We bring to Jesus all of our woundedness; personal, communal and systemic, and Jesus sees us, touches us and makes us whole. As seminarian Paisley LeRoy said in Bible study this week “The thing about the resurrected Jesus is that he still had scars. Typical sermons around this story revolve around Thomas’ “doubt” and it’s too often turned into a story to shame those who may lack belief. But I think the more important aspect of this story is the fact that Jesus is still wounded. Jesus is not cured of his ailments but is risen, despite – and, in spite – of his scars.” We might expect the Risen One to be perfect—no  scars, no wounds—yet  the risen and wounded Christ is with us and knows our deepest woundedness. Healing happens, even if the scars never fade away. Our scars tell part of the story of who we are, what has mattered to us, what has happened to us, the risks we’ve taken.

The risen Christ comes to us with outstretched and wounded hands, saying, “Peace be with you.”And this is the beginning of our resurrected life: when we hear and actually take in how much God loves us and how completely we are forgiven and set free to live a new life.

Unlike the disciples in today’s story, we don’t want to huddle in fear. We want to step out together as the Body of Christ and to greet the future with Christ’s love and peace. Whatever our doubts may be, wherever we’re holding back, Jesus invites us today to open ourselves to the gift of his forgiveness and to his energizing Spirit. Jesus has faith in us, and in what we can do in his name.

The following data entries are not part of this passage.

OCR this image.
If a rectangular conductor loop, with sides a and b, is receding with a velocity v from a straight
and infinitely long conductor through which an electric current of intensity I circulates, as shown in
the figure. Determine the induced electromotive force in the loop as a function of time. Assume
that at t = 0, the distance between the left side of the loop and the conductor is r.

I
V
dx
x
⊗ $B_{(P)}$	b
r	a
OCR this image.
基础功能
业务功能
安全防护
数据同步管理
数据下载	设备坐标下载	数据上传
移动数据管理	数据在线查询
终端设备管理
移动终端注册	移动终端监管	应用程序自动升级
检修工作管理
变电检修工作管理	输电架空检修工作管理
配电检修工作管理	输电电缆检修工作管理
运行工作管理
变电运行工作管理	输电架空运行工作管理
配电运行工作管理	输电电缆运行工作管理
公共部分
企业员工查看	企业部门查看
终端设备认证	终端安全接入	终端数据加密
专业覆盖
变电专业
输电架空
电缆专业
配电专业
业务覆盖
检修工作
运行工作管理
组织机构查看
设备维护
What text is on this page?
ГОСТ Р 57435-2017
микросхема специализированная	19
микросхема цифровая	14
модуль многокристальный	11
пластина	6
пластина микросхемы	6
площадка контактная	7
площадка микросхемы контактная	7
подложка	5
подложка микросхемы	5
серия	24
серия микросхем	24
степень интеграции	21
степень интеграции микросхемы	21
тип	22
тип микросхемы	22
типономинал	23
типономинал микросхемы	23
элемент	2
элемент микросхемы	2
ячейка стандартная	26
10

“Reach out your hand,” Jesus says to Thomas, and to all of us. There is so much healing that we can do, so much power to reconcile that God has given us, so much life that we can help bring forth. The Risen Christ has given us everything we need. Today in this Eucharist we stretch out our hands to receive the body and blood of Christ, just as Thomas stretched out his hands to touch Christ’s wounds. May we open ourselves to receive the love that is stronger than death, the love will never let us go. And may we embody that love to the world around us.